Once she referred to the subject:
"Your sermon of last Sunday has sunk deep in my heart. It is the only sermon that has ever done me any good—or harm," she added.
"I did not intend to trouble you; but you know I would like to see you more thoughtful."
Had John Temple taken this course long ago with his wife, she would have become perhaps a wiser, better woman. But he loved peace and quiet; and he probably thought also that no serious words from him could make impression upon her preoccupied, impervious mind.
John Temple was true to his word. For several mornings his children were kneeling by his side at Mass, ere their mother had awakened from her slumbers. He himself heard their daily lessons in Catechism.
When Saturday came around Juliet began to think about the children going to St. Patrick's next day. She was so surprised at herself for having acquiesced so readily. True, she knew it was no use to combat her husband upon the point, but she might not have appeared to him to yield so easily. Instead, however, of any disposition to disapprove, she began to think how it would be were she to go herself. Pshaw! Where was all her pride, that she should begin to think of going to church with her Jim, Bridget, and Ann? But somehow, for the first time, she did not like to think of her husband going without her. He had spoken so solemnly of the possibility of his some time leaving her! Hereafter she should feel as if he must not go out of her sight. She put away her embroidery for her crochet. In turn, her crochet was tedious, and dropping it, she took up a book which her husband had been reading at leisure moments the last day or two.

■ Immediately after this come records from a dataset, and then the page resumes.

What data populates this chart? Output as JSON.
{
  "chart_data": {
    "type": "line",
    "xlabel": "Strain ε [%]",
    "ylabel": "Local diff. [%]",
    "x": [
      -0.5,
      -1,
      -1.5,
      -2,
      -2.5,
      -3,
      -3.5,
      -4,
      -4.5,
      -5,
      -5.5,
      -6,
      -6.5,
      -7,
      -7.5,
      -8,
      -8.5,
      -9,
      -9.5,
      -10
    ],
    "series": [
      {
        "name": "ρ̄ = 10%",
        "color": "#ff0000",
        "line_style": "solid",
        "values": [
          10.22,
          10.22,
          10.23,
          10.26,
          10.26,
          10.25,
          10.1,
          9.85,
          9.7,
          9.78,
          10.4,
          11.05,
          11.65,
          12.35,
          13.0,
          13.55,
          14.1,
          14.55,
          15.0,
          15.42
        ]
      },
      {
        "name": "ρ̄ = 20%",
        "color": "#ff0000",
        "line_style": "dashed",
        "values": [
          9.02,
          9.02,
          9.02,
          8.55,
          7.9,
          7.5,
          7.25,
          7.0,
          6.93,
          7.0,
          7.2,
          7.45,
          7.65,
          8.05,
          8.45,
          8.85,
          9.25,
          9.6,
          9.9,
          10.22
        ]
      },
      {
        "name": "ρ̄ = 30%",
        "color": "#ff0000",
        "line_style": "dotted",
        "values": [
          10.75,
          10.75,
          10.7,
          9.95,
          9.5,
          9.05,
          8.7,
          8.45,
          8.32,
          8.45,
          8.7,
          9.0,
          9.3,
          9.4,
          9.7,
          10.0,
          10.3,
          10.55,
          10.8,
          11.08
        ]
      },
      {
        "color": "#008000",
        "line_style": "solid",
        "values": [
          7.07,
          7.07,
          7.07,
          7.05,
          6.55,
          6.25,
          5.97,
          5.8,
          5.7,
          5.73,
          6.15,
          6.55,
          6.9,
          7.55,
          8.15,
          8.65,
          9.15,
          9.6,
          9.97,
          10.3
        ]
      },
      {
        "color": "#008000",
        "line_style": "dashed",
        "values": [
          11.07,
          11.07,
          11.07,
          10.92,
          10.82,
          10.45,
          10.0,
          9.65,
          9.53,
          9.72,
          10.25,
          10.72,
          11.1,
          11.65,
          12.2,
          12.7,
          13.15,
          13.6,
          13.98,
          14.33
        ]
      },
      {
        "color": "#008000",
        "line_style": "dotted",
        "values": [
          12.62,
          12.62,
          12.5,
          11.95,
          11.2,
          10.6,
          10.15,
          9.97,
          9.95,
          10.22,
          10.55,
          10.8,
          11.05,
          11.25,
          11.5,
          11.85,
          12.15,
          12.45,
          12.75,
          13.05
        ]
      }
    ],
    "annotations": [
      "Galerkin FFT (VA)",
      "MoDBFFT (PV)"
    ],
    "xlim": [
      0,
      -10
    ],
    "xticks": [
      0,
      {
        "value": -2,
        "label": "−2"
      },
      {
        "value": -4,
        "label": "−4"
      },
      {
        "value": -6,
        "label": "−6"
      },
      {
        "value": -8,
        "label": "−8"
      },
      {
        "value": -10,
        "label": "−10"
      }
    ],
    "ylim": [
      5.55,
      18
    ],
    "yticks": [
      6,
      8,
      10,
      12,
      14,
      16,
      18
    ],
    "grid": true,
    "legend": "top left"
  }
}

The book she had never before observed. It was "The Following of Christ." She opened where was his mark; and this mark was, for this time, a tiny rose she had handed him that very morning. She pressed to her lips the rose, which was yet fragrant, though faded. She commenced to sing carelessly:
| "Ye may break, ye may ruin the vase if ye will, |
| But the scent of the roses will hang round it still," |
when the heading of the Chapter, which the rose had marked, caught her eye, "Of the thoughts of death."
"A very little while and all will be over with thee here. See to it, how it stands with thee in the next life. Man to-day is, and to-morrow he is seen no more. If thou art not prepared to-day, how wilt thou be to-morrow?